= ILAWDUN =

Independent research institute in Washington, D.C., United States

The Institute of Law Research and Development of United Nations (ILAWDUN) is an independent research institute based in Washington, D.C., United States.

==History==
The institute was first founded in May 2012 by a group of law scholars. It gained full legal formality in 2022, when its constitution was signed into effect and it was recognized as a legal entity under Title 29 of the Washington, D.C. Code.

== Structure and membership ==
ILAWDUN is structured into a number of bodies that support its research and educational activities. The Office of the President and Director-General oversees the institute, with assistants and directors for areas including research, education, finance, human rights, health, and sustainable development. Beneath the executive office are several councils and academic units. The Academy for Law, Human Rights and Development (ALHRD). Other associated bodies include the College of Fellows, the College of Scholars and Readers, a Council for Honors and Awards, and a Trust Fund to support research initiatives. The institute has also reported an affiliation with the Universal School of Eclectic Analysis, Legal Research & Law Studies (UNISERL), a UK-registered institution, as an independent affiliate.

==Activities==
The institute holds seminars, workshops and educational activities to spread knowledge of international law, as well as training programs for government officials and students. In April 2025, ILAWDUN's Director-General, Cyprian Edward-Ekpo, publicly challenged the declaration of a state of emergency and the suspension of Rivers State governor Siminalayi Fubara by Nigerian president Bola Ahmed Tinubu, calling the move unconstitutional and dangerous for democracy in Nigeria. Earlier, in January 2024, Edward-Ekpo had also urged reforms to address perceived corruption in Nigeria's judiciary.
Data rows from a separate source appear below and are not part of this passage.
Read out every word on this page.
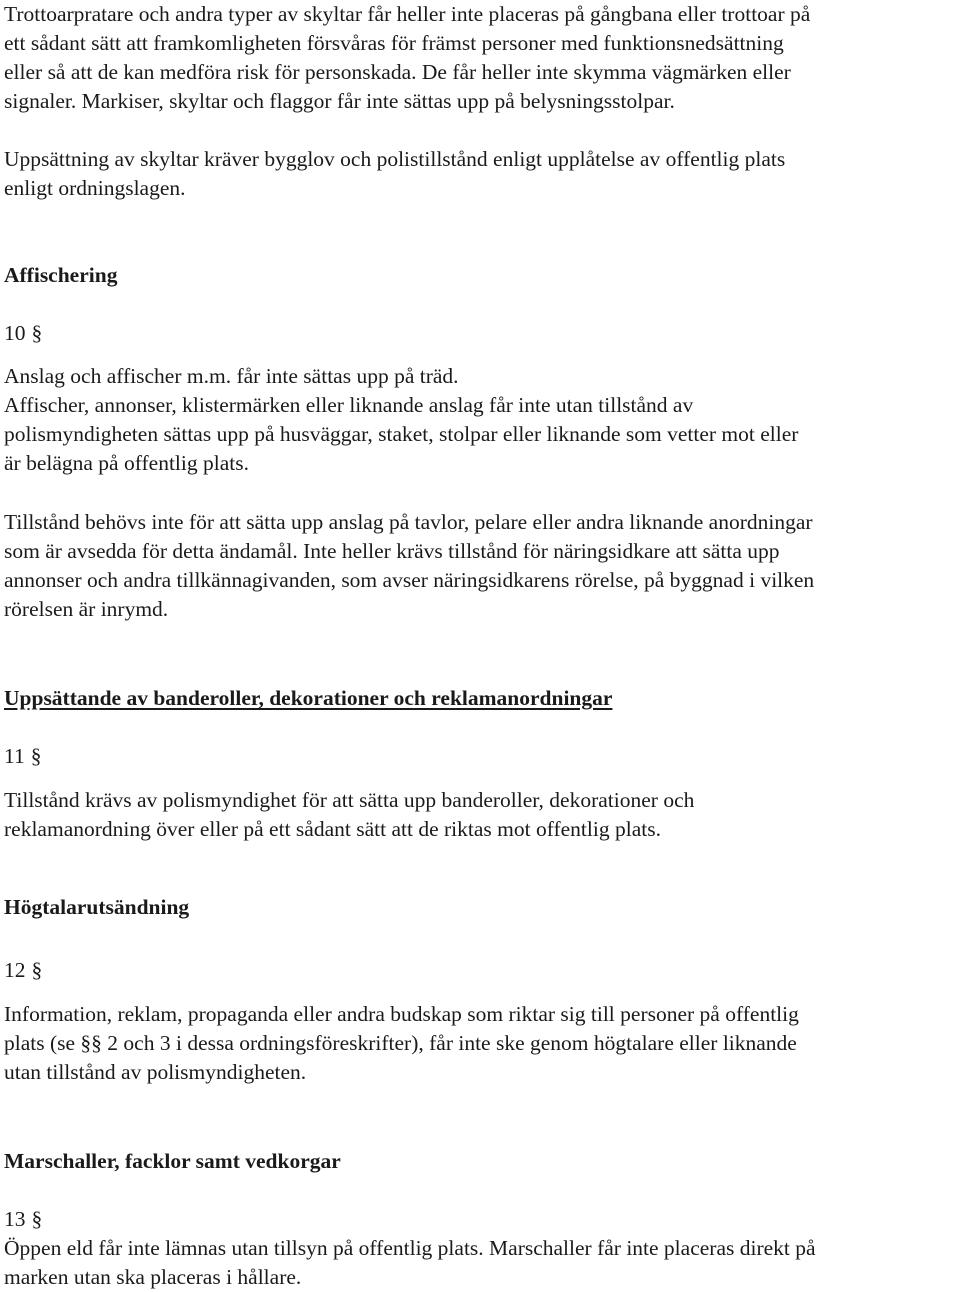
Trottoarpratare och andra typer av skyltar får heller inte placeras på gångbana eller trottoar på
ett sådant sätt att framkomligheten försvåras för främst personer med funktionsnedsättning
eller så att de kan medföra risk för personskada. De får heller inte skymma vägmärken eller
signaler. Markiser, skyltar och flaggor får inte sättas upp på belysningsstolpar.

Uppsättning av skyltar kräver bygglov och polistillstånd enligt upplåtelse av offentlig plats
enligt ordningslagen.

Affischering

10 §

Anslag och affischer m.m. får inte sättas upp på träd.
Affischer, annonser, klistermärken eller liknande anslag får inte utan tillstånd av
polismyndigheten sättas upp på husväggar, staket, stolpar eller liknande som vetter mot eller
är belägna på offentlig plats.

Tillstånd behövs inte för att sätta upp anslag på tavlor, pelare eller andra liknande anordningar
som är avsedda för detta ändamål. Inte heller krävs tillstånd för näringsidkare att sätta upp
annonser och andra tillkännagivanden, som avser näringsidkarens rörelse, på byggnad i vilken
rörelsen är inrymd.

Uppsättande av banderoller, dekorationer och reklamanordningar

11 §

Tillstånd krävs av polismyndighet för att sätta upp banderoller, dekorationer och
reklamanordning över eller på ett sådant sätt att de riktas mot offentlig plats.

Högtalarutsändning

12 §

Information, reklam, propaganda eller andra budskap som riktar sig till personer på offentlig
plats (se §§ 2 och 3 i dessa ordningsföreskrifter), får inte ske genom högtalare eller liknande
utan tillstånd av polismyndigheten.

Marschaller, facklor samt vedkorgar

13 §

Öppen eld får inte lämnas utan tillsyn på offentlig plats. Marschaller får inte placeras direkt på
marken utan ska placeras i hållare.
In 2025, media reported that ILAWDUN announced the Global Summit & Training Program on Artificial Intelligence, Digital Technology, Advanced Science and Law for Sustainable Development (GLOTADALS), aimed at developing an overarching global legal framework to address opportunities and challenges of AI for sustainable development, with events planned in Washington, D.C. in 2026. In 2025, ILAWDUN also unveiled a 10-layered "Laurel Prizes and Merit Awards" initiative to recognise globally impactful contributions in research and innovation, with an award ceremony planned as a segment of GLOTADALS (2026).